Era un documentario interessante perché parlava della relazione tra la musica e la politica a quel tempo. Di come c’era una reazione e di come c’era una certa estetica. E tutti questi gruppi hanno come fissato il tono per il futuro. Nessuno li capiva allora e ovviamente non c’era alcun passaggio radiofonico, per nessuno di loro, ma non è questo il punto.

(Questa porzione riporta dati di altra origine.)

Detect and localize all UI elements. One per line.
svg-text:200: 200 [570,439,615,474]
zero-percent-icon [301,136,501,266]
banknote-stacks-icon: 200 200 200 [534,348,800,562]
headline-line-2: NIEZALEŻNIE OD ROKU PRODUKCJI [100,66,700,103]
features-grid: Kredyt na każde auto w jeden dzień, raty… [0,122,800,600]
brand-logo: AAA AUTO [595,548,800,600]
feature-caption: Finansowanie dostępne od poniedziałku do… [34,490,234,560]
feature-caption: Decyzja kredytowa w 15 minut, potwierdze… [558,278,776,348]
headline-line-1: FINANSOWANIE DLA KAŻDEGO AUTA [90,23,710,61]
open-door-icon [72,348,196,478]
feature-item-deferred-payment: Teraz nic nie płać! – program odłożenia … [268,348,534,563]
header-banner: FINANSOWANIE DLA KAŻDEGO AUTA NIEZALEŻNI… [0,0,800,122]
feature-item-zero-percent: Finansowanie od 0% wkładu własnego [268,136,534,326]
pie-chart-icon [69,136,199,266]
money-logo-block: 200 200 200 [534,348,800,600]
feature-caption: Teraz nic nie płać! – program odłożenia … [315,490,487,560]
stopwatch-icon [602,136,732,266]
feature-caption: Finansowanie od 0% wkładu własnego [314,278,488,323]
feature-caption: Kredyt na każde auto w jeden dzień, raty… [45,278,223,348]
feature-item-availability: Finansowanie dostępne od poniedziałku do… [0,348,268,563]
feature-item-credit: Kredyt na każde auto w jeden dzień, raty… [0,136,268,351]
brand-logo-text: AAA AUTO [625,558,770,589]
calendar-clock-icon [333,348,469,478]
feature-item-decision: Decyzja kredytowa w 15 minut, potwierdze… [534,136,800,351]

— Wow. Nomini questi gruppi e sembra che siano passati secoli da quando ho visto chiunque…

— Giusto. 

— Sai, sono stato abbastanza fortunato da vedere i Pretenders e i Clash nelle loro formazioni originali. E’ incredibile come, in particolare nel caso di Jello, puoi sovrapporre quello che scriveva allora a quello che sta succedendo ora. E’ ancora perfettamente attuale. E’ disgustoso pensare a come il tempo non sia cambiato abbastanza o che siamo tornati indietro a quei tempi.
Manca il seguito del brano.